A Comissão de Direitos Humanos debateu a possibilidade de uso dos imóveis a serem transferidos à União no âmbito do Propag para moradia e regularização fundiária. Foto: Willian Dias
Da Redação da Rede Hoje
A inclusão de imóveis com reconhecida função social na lista de ativos estaduais que poderão ser repassados ao governo federal como forma de amortizar a dívida de Minas Gerais com a União provocou forte reação durante audiência pública realizada na Assembleia Legislativa de Minas Gerais (ALMG) nesta quarta-feira (9/7). O debate foi promovido pela Comissão de Direitos Humanos da Casa e contou com a participação de lideranças de movimentos sociais, representantes de comunidades tradicionais e autoridades estaduais.

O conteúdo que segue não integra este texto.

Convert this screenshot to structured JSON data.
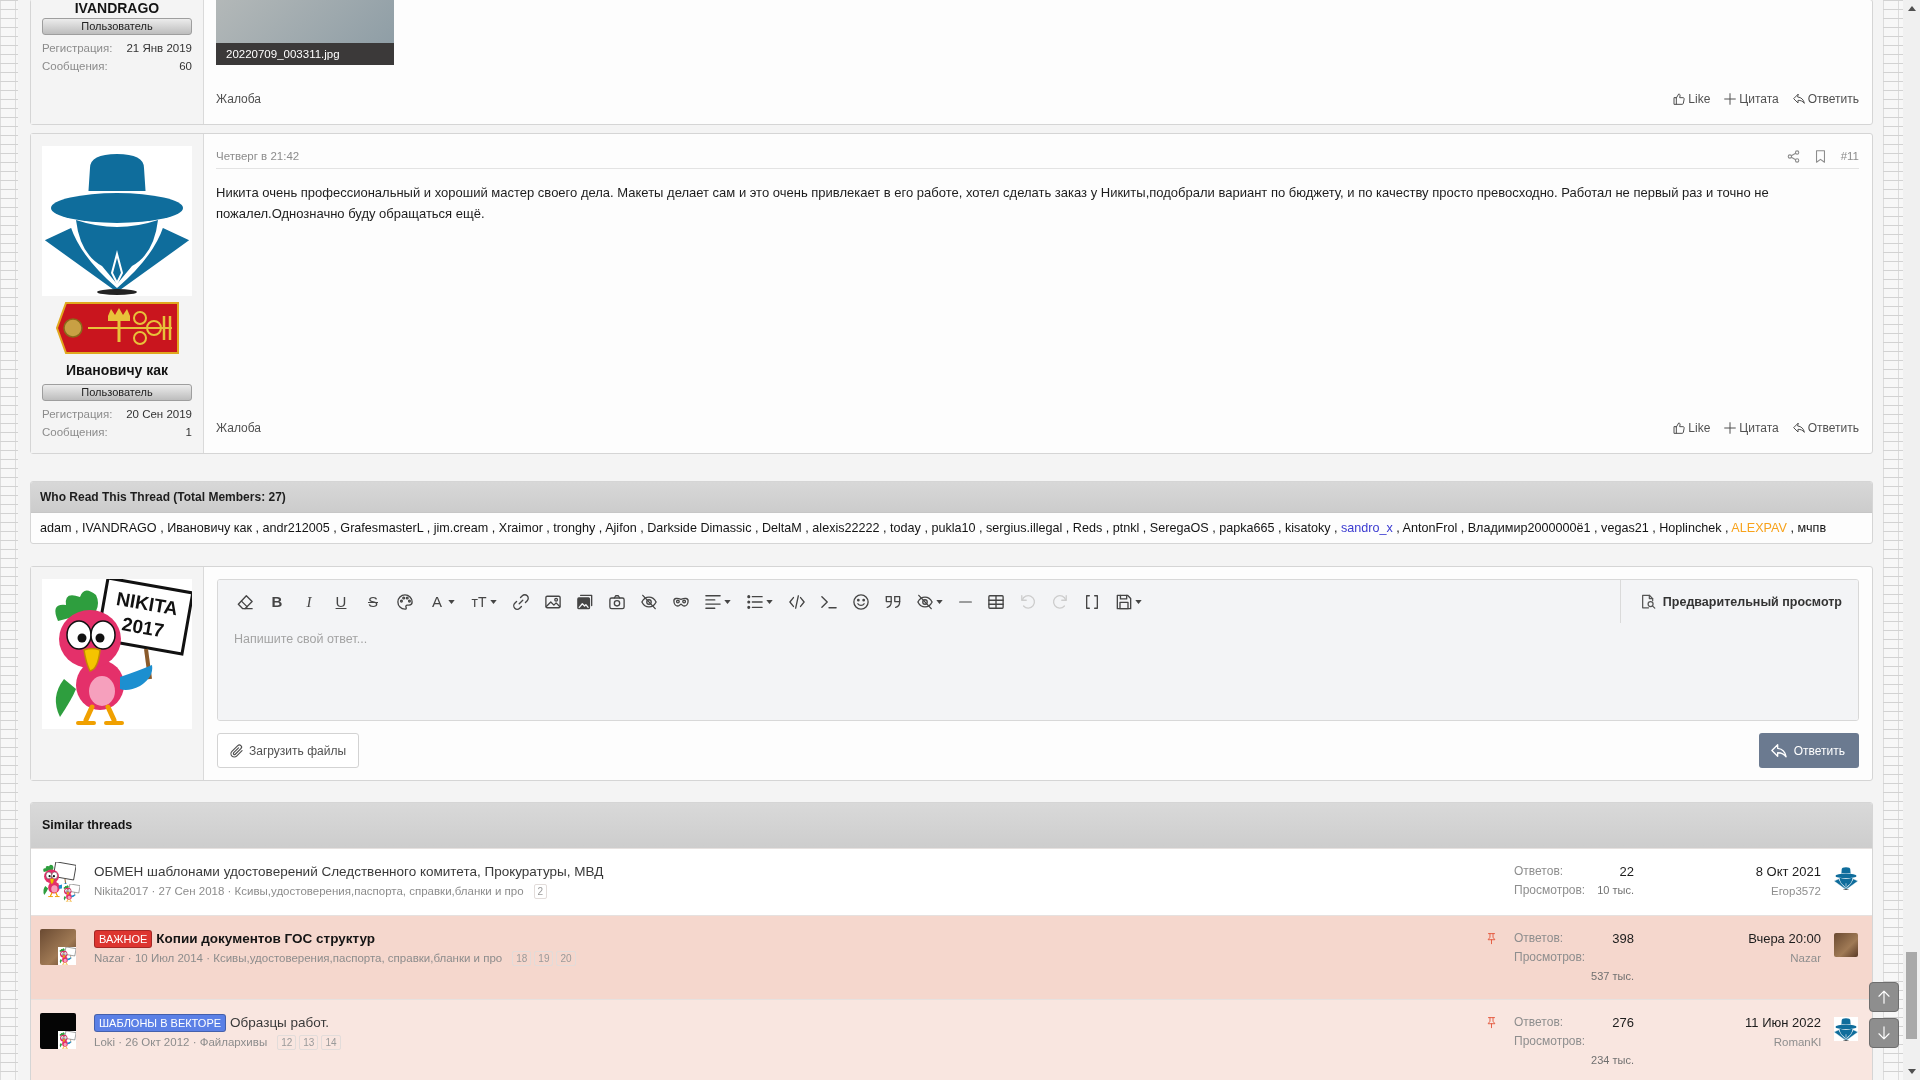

A proposta está prevista no Projeto de Lei (PL) 3.733/25, de autoria do governador Romeu Zema, que autoriza a federalização de imóveis do Estado como parte do Programa de Pleno Pagamento das Dívidas dos Estados (Propag). Caso os imóveis não sejam aceitos pela União, poderão ser vendidos, com desconto de até 45%, para abatimento da dívida.
Durante a audiência, movimentos sociais exigiram a retirada de imóveis com função social da lista prevista no projeto. Um dos principais alvos da crítica foi a Casa de Referência da Mulher Tina Martins, localizada na Savassi, em Belo Horizonte. O espaço, ocupado por movimentos sociais desde 2016, oferece acolhimento a mulheres vítimas de violência com apoio de assistentes sociais, psicólogos e advogados voluntários. Mais de 10 mil mulheres já passaram pela casa.

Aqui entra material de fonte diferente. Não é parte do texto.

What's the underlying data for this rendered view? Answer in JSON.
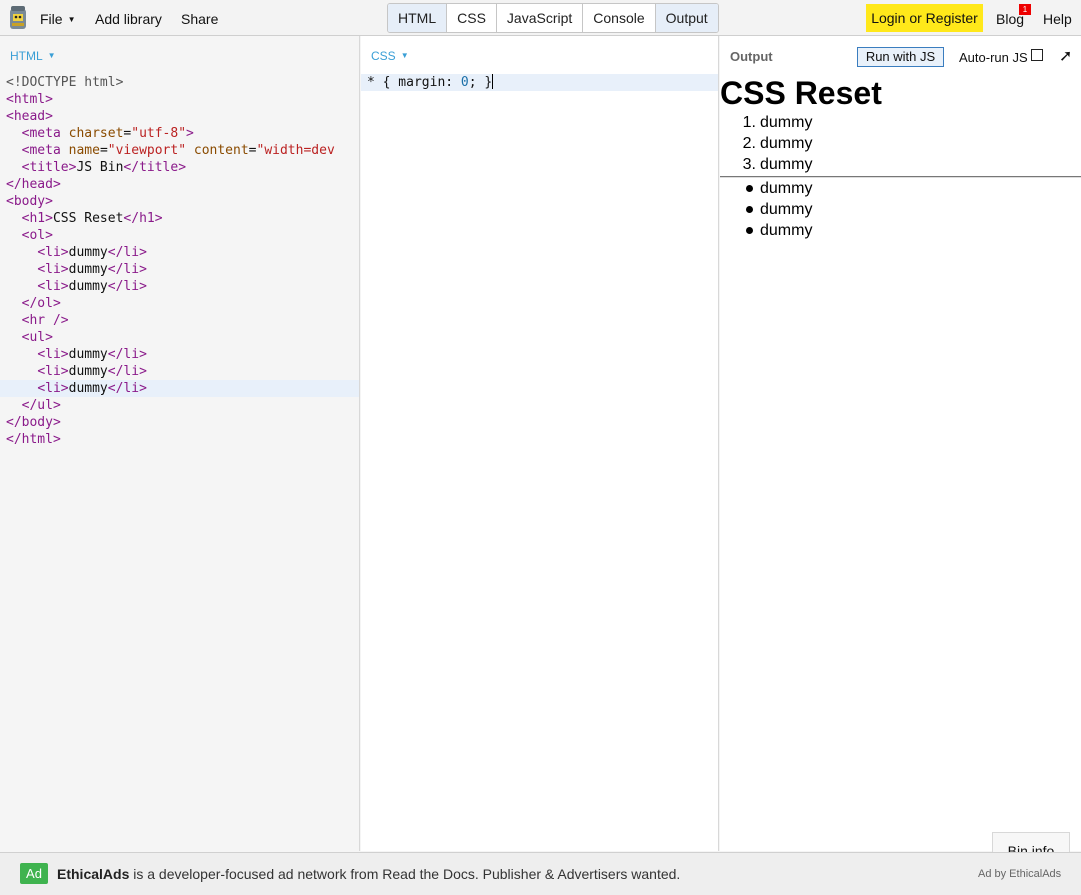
{
  "menu": {
    "file": "File",
    "add_library": "Add library",
    "share": "Share",
    "login": "Login or Register",
    "blog": "Blog",
    "blog_badge": "1",
    "help": "Help"
  },
  "tabs": [
    "HTML",
    "CSS",
    "JavaScript",
    "Console",
    "Output"
  ],
  "html_panel": {
    "label": "HTML",
    "lines": [
      "<!DOCTYPE html>",
      "<html>",
      "<head>",
      "  <meta charset=\"utf-8\">",
      "  <meta name=\"viewport\" content=\"width=dev",
      "  <title>JS Bin</title>",
      "</head>",
      "<body>",
      "  <h1>CSS Reset</h1>",
      "  <ol>",
      "    <li>dummy</li>",
      "    <li>dummy</li>",
      "    <li>dummy</li>",
      "  </ol>",
      "  <hr />",
      "  <ul>",
      "    <li>dummy</li>",
      "    <li>dummy</li>",
      "    <li>dummy</li>",
      "  </ul>",
      "</body>",
      "</html>"
    ]
  },
  "css_panel": {
    "label": "CSS",
    "line": "* { margin: 0; }"
  },
  "output_panel": {
    "label": "Output",
    "run_button": "Run with JS",
    "autorun_label": "Auto-run JS",
    "heading": "CSS Reset",
    "ordered_items": [
      "dummy",
      "dummy",
      "dummy"
    ],
    "unordered_items": [
      "dummy",
      "dummy",
      "dummy"
    ],
    "bin_info": "Bin info"
  },
  "ad": {
    "badge": "Ad",
    "brand": "EthicalAds",
    "text": " is a developer-focused ad network from Read the Docs. Publisher & Advertisers wanted.",
    "by": "Ad by EthicalAds"
  },
  "colors": {
    "accent": "#3a9fd6",
    "login_bg": "#ffe81a",
    "ad_badge": "#3fb34f"
  }
}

A assistente social Paolla Dias Barbosa Fonseca Izidio disse que a equipe foi surpreendida com a informação de que o imóvel foi incluído na lista do Propag. “Sem esse imóvel, a casa não pode fazer seus acolhimentos”, afirmou. Ela também criticou a falta de diálogo com o governo estadual.
Outro caso citado foi o prédio que abrigou o antigo Departamento de Ordem Política e Social (Dops), onde hoje funciona o Memorial de Direitos Humanos Casa da Liberdade. O local, ocupado desde abril, tem recebido visitas educativas com o objetivo de preservar a memória da repressão na ditadura militar. Renato Campos Amaral, coordenador do movimento Luta de Classes, disse que já tentou acordo com o Estado em quatro reuniões, sem sucesso. “Nós estamos lá e resistiremos”, disse.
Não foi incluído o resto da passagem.